The modern corporate hierarchy is essentially a game of telephone. An idea starts at the top, gets filtered through three layers of VPs, is diluted by middle managers, and arrives at the engineer's desk as a distorted version of the original intent. For decades, this was the only way to scale a company, as human managers were the only reliable mechanism for distributing information and enforcing alignment. But Jack Dorsey is betting that the era of the middle manager is over, and he is using his company, Block, as the primary laboratory for this hypothesis.

The Architecture of a Flat Intelligence

Block has officially moved beyond the phase of treating AI as a mere productivity booster. In a radical restructuring, the company has reduced its total workforce by 40%, a move that Dorsey frames not as a cost-cutting exercise, but as a fundamental redesign of the company's operating system. The goal is to transition from a traditional hierarchical organization into what Dorsey calls an intelligence. This new structure is designed to eliminate the information bottlenecks that have plagued corporate management for two millennia.

At the center of this transition is a drastic reduction in organizational depth. Block is currently compressing its management layers from five levels down to two or three. The ultimate objective is a flat structure where 6,000 employees report directly to the CEO. To make this feasible, the company is replacing the human relay system with an AI-driven intelligence layer. By integrating every corporate artifact—including emails, Slack messages, code pull requests, and meeting minutes—into a centralized AI model, Block is creating an environment where any employee can converse directly with the company's collective knowledge base.

This shift has necessitated a complete redefinition of professional roles within the firm. The traditional manager has been phased out in favor of three specific designations. First are the ICs, or Individual Contributors, who serve as the primary builders and operators. Second are the DRIs, or Directly Responsible Individuals, who hold direct accountability for customer outcomes. Finally, the company has introduced the Player-Coach. Unlike a traditional boss, the Player-Coach does not exercise command-and-control authority but is instead assigned to provide flexible support and skill development to ICs and DRIs.

The technical catalyst for this upheaval arrived in December 2024. Block determined that coding models had finally reached a critical threshold of maturity, becoming capable of managing and interpreting legacy codebases without constant human hand-holding. This capability allowed the company to employ a backcasting strategy, calculating the absolute minimum number of personnel required to maintain services and ensure regulatory compliance, and then stripping away the layers of management that previously existed to coordinate those people.

From Persuasion Slides to Live Prototypes

This structural collapse changes the very nature of how work is validated at Block. For years, the corporate meeting was a theater of persuasion. Teams would spend hours crafting Google Docs and Google Slides to argue the logical validity of a proposal, using diagrams and bullet points to convince leadership to greenlight a project. In the new intelligence-centric model, the slide deck is dead. Meetings now revolve around live, functioning prototypes driven by real-time data.

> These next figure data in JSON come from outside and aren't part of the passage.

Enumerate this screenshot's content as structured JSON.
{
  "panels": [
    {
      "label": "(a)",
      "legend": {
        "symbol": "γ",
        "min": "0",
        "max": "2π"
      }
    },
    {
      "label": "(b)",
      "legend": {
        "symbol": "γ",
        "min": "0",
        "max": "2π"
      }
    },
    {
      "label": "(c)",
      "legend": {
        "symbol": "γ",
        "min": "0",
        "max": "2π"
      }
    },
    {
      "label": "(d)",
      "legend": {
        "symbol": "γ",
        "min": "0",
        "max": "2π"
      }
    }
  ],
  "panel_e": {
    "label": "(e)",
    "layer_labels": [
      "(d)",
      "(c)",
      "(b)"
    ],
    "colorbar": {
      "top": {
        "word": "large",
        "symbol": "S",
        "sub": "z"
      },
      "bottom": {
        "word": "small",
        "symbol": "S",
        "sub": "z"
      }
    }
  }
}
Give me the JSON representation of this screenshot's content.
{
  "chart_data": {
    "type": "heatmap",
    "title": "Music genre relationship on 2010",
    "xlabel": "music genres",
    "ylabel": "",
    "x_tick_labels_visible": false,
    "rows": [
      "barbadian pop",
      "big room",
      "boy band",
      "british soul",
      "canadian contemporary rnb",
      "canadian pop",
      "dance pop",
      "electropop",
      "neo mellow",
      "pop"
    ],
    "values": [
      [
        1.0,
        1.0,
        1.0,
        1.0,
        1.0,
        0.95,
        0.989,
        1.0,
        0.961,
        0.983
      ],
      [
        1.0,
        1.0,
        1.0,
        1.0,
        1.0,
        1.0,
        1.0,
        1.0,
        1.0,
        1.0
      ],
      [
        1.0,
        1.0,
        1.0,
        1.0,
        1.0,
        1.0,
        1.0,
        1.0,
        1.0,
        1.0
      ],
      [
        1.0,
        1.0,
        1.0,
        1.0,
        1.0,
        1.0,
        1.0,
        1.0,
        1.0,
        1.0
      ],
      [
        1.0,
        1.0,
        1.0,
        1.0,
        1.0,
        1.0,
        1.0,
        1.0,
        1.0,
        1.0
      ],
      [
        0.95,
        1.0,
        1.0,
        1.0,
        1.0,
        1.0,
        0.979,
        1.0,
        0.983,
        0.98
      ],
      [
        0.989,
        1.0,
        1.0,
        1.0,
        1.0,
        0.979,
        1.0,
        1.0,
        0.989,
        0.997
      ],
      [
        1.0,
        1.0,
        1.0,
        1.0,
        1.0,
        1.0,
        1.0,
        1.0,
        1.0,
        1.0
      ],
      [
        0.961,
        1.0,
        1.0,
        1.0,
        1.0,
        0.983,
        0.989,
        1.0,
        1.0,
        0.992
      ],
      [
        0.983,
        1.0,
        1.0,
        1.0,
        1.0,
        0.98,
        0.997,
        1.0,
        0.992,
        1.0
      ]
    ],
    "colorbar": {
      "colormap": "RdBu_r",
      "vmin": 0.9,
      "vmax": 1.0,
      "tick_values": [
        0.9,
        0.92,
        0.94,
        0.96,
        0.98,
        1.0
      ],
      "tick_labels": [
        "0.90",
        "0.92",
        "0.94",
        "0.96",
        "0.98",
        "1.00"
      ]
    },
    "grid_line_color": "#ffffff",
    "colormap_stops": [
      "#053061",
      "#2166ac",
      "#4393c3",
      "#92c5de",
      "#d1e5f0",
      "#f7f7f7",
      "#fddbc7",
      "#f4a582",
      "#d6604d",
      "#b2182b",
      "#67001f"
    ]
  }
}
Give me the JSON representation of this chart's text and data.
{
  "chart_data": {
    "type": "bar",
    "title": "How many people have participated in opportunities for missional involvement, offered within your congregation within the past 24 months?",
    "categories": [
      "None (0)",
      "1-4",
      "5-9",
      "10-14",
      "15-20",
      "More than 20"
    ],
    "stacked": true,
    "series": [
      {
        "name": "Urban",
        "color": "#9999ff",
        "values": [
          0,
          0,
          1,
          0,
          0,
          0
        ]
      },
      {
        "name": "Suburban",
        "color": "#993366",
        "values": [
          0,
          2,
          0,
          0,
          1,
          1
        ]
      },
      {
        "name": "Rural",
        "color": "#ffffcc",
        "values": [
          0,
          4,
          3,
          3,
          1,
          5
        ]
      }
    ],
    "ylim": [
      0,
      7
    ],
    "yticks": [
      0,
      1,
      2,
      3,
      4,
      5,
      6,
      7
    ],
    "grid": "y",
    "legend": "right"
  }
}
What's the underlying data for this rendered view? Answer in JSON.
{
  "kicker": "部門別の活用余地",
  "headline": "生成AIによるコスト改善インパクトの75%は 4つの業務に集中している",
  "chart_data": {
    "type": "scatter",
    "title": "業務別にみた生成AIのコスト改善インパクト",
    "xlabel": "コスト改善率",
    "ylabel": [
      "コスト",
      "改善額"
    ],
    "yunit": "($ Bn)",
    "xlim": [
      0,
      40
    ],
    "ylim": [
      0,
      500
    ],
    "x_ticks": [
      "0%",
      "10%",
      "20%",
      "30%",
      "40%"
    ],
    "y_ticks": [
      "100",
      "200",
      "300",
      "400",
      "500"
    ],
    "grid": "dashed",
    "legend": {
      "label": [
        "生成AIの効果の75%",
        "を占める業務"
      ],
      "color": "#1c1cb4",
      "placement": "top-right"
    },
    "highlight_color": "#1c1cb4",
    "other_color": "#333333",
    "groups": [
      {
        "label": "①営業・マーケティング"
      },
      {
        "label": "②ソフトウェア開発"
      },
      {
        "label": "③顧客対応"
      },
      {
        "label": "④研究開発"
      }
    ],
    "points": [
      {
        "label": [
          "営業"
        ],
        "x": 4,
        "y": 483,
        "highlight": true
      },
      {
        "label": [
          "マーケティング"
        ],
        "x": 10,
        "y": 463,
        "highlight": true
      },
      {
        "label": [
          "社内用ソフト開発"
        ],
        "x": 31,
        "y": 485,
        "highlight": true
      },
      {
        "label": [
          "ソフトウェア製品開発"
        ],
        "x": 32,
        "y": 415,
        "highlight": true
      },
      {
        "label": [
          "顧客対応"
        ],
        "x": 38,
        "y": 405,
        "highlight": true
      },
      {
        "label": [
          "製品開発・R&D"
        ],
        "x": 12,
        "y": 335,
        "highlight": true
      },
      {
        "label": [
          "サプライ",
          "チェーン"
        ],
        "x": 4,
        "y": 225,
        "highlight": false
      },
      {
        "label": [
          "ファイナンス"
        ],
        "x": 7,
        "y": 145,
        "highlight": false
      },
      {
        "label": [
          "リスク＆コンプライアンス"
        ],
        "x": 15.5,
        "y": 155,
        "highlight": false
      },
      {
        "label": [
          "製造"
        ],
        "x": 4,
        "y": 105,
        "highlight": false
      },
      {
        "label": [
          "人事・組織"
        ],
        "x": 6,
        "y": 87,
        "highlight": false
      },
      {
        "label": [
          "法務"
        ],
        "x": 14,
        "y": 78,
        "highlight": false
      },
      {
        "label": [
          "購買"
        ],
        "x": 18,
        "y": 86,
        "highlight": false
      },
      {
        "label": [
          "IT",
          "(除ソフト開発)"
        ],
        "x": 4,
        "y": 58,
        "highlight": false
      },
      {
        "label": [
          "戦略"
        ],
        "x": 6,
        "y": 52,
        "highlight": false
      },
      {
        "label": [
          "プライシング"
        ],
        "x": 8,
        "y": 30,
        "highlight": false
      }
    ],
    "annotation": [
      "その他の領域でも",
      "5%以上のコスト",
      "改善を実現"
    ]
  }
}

This shift is a direct result of the intelligence layer. Because the AI has modeled the company's internal data and customer signals, the cost of exploration has plummeted. When the cost of testing a hypothesis drops toward zero, the need for a middle manager to vet a proposal vanishes. Instead of discussing a theoretical plan, teams now demonstrate a working model and observe the data signals in real-time. This replaces the interpretative layer of management—where a director might summarize a report for a VP—with a direct, unmediated line of sight between the data and the decision-maker.

This transition also redefines the value of the human worker. In a world where AI can handle the bulk of implementation and legacy maintenance, the developer's value is no longer found in the ability to write a specific function. Instead, the premium has shifted to orchestration. The core competency is now the ability to analyze AI output, treat it as a raw data point for a better input, and iteratively refine the prompt to reach a superior result. The workflow has moved from a linear path of input-and-output to a recursive loop of constant reprogramming.

This new reality extends to leadership through what is known as the ALE frame, which combines Authenticity, Logic, and Empathy. As the administrative functions of leadership—tracking tasks, reporting status, and distributing information—are absorbed by the AI layer, the human leader is stripped of their traditional tools of control. What remains is the need for psychological safety and logical direction. The leader's role is no longer to manage the work, but to coach the person. This is why the Player-Coach role is focused on empowerment rather than oversight.

However, this model is not a universal blueprint. It relies heavily on a business model where customer signals are clear and immediate. Block's ability to feed direct customer feedback into an AI model, which then informs the product roadmap without passing through five layers of committee, is what gives the intelligence structure its speed. The company is essentially treating itself as a piece of software that can be continuously refactored.

The success of this experiment will determine if the corporation of the future is a pyramid of people or a network of agents orbiting a single, shared intelligence.